一般人の月の収入は平均金貨一枚と大銀貨五枚程、十五万セリになるらしい。
「僕の持たされた荷物にある硬貨は、違うみたいです」
ジュンは数枚の硬貨を倉庫から取り出した。
「シオン様が行方不明になられたのは、五百年以上も前の事じゃ。王都で換金はできるのじゃ、心配するでない。遺跡や洞窟でたまに硬貨はでてくるのじゃ。今は石貨が使われておらんので、数が十枚ないと駄目じゃが、手数料は引かれるが換金はできるのじゃよ」
「何かあった時に使えないと困りますから、王都に行けたら忘れずに変えます」
「王都で思い出したが、ジュンは何月生まれなのじゃ?」
「六月です」
「何! 六月で十五歳になるのか?!」
「はい。六月では何かまずいですか?」
いつもとは違う、ミゲルの慌てた様子に、ジュンは小首をかしげる。
「今は三月なのじゃ」
「はい。ここに来てからひと月以上たちますね。ミゲル様がカレンダーに毎朝丸を付けているので、知っていましたよ?」
イザーダは一日が二十四時間でひと月が三十日。一年は十二か月になっている。
「イザーダでは十五歳の七月は特別なのじゃよ」
初等学校は七歳から十二歳までが通い、義務教育になっている。
軽い朝食と昼食がだされ、学費の支払いができない子供の親は、申請をして空の魔石に魔力を入れる事で、支払う事ができる。孤児や虐待児童を保護する制度でもあるようだ。
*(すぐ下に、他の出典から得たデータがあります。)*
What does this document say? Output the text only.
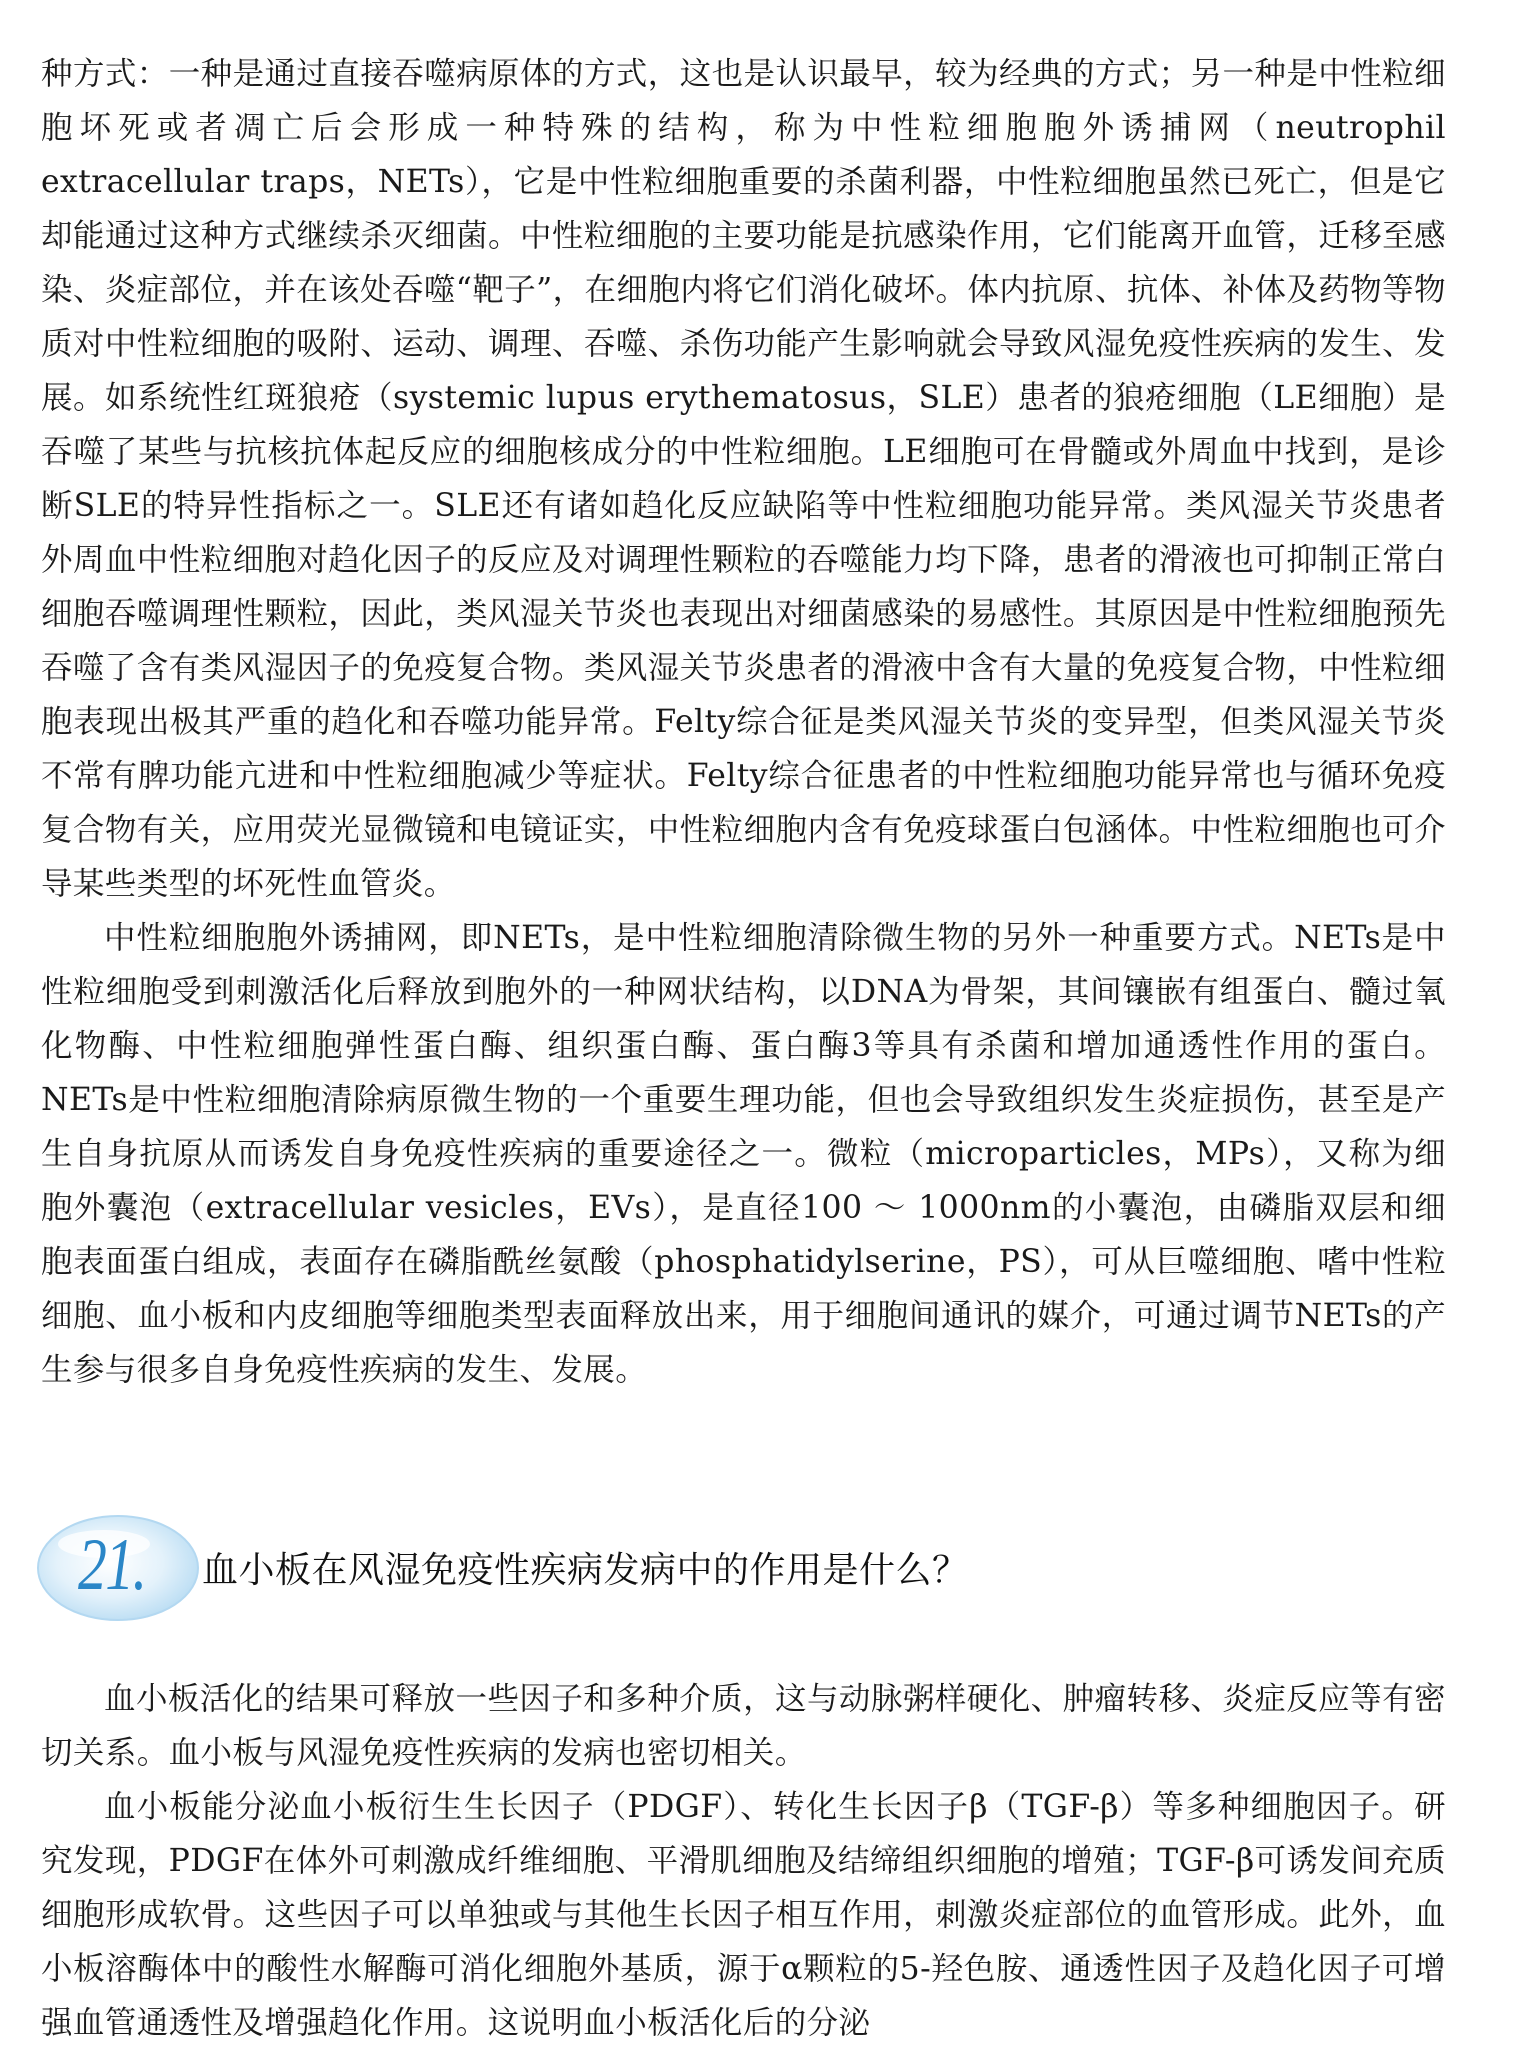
种方式：一种是通过直接吞噬病原体的方式，这也是认识最早，较为经典的方式；另一种是中性粒细胞坏死或者凋亡后会形成一种特殊的结构，称为中性粒细胞胞外诱捕网（neutrophil extracellular traps，NETs），它是中性粒细胞重要的杀菌利器，中性粒细胞虽然已死亡，但是它却能通过这种方式继续杀灭细菌。中性粒细胞的主要功能是抗感染作用，它们能离开血管，迁移至感染、炎症部位，并在该处吞噬“靶子”，在细胞内将它们消化破坏。体内抗原、抗体、补体及药物等物质对中性粒细胞的吸附、运动、调理、吞噬、杀伤功能产生影响就会导致风湿免疫性疾病的发生、发展。如系统性红斑狼疮（systemic lupus erythematosus，SLE）患者的狼疮细胞（LE细胞）是吞噬了某些与抗核抗体起反应的细胞核成分的中性粒细胞。LE细胞可在骨髓或外周血中找到，是诊断SLE的特异性指标之一。SLE还有诸如趋化反应缺陷等中性粒细胞功能异常。类风湿关节炎患者外周血中性粒细胞对趋化因子的反应及对调理性颗粒的吞噬能力均下降，患者的滑液也可抑制正常白细胞吞噬调理性颗粒，因此，类风湿关节炎也表现出对细菌感染的易感性。其原因是中性粒细胞预先吞噬了含有类风湿因子的免疫复合物。类风湿关节炎患者的滑液中含有大量的免疫复合物，中性粒细胞表现出极其严重的趋化和吞噬功能异常。Felty综合征是类风湿关节炎的变异型，但类风湿关节炎不常有脾功能亢进和中性粒细胞减少等症状。Felty综合征患者的中性粒细胞功能异常也与循环免疫复合物有关，应用荧光显微镜和电镜证实，中性粒细胞内含有免疫球蛋白包涵体。中性粒细胞也可介导某些类型的坏死性血管炎。

中性粒细胞胞外诱捕网，即NETs，是中性粒细胞清除微生物的另外一种重要方式。NETs是中性粒细胞受到刺激活化后释放到胞外的一种网状结构，以DNA为骨架，其间镶嵌有组蛋白、髓过氧化物酶、中性粒细胞弹性蛋白酶、组织蛋白酶、蛋白酶3等具有杀菌和增加通透性作用的蛋白。NETs是中性粒细胞清除病原微生物的一个重要生理功能，但也会导致组织发生炎症损伤，甚至是产生自身抗原从而诱发自身免疫性疾病的重要途径之一。微粒（microparticles，MPs），又称为细胞外囊泡（extracellular vesicles，EVs），是直径100 ～ 1000nm的小囊泡，由磷脂双层和细胞表面蛋白组成，表面存在磷脂酰丝氨酸（phosphatidylserine，PS），可从巨噬细胞、嗜中性粒细胞、血小板和内皮细胞等细胞类型表面释放出来，用于细胞间通讯的媒介，可通过调节NETs的产生参与很多自身免疫性疾病的发生、发展。

21. 血小板在风湿免疫性疾病发病中的作用是什么？

血小板活化的结果可释放一些因子和多种介质，这与动脉粥样硬化、肿瘤转移、炎症反应等有密切关系。血小板与风湿免疫性疾病的发病也密切相关。

血小板能分泌血小板衍生生长因子（PDGF）、转化生长因子β（TGF-β）等多种细胞因子。研究发现，PDGF在体外可刺激成纤维细胞、平滑肌细胞及结缔组织细胞的增殖；TGF-β可诱发间充质细胞形成软骨。这些因子可以单独或与其他生长因子相互作用，刺激炎症部位的血管形成。此外，血小板溶酶体中的酸性水解酶可消化细胞外基质，源于α颗粒的5-羟色胺、通透性因子及趋化因子可增强血管通透性及增强趋化作用。这说明血小板活化后的分泌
子供たちは教会で学ぶが、教会がない辺ぴな村は、村長が教育の責任を負う。領主は成果を確認する義務が課せられている。
中等学校は最低十二歳から学ぶ事ができて、年齢制限はない。
十五歳以上が卒業試験を受ける事ができて、合格すると中等の証しがもらえる。
証しがないと雇用・商業・冒険者のギルドに加入する事ができない。
正規雇用が十五歳以上なのは世界共通の規則らしい。
高等学校の受験資格は中等の証しのある者で年齢制限はない。
期間は三年間で魔法師・騎士・文官・教育者・侍従・鑑定師・神職など、国営機関に勤める者には各コースの高等の証しが必要とされる。
近年は一般の執事・侍女なども、証しが求められる事が多いらしい。
国によって学べないコースもあり、働いてから入学する者も多く、年齢や国籍はさまざまなようである。
「十五歳以下は働けないのですか?」
「家業の手伝いには制限はないのぉ。十五歳以下の者が働くと、親が注意を受けるのじゃ。三度の注意を受けた場合は、子供は教会に保護されるのじゃよ。十五歳になってから働いて、自分の収入で中等教育を受ける子供も多い。どのギルドも働く者を守るためにあるからのぉ」
「守られたければ、証しを持って来いって事ですか? それでは子供の多い家は大変ですね? 中等教育までが義務教育みたいです」
自立を目指していたジュンは、数々の制限を知り顔を曇らせてうつむく。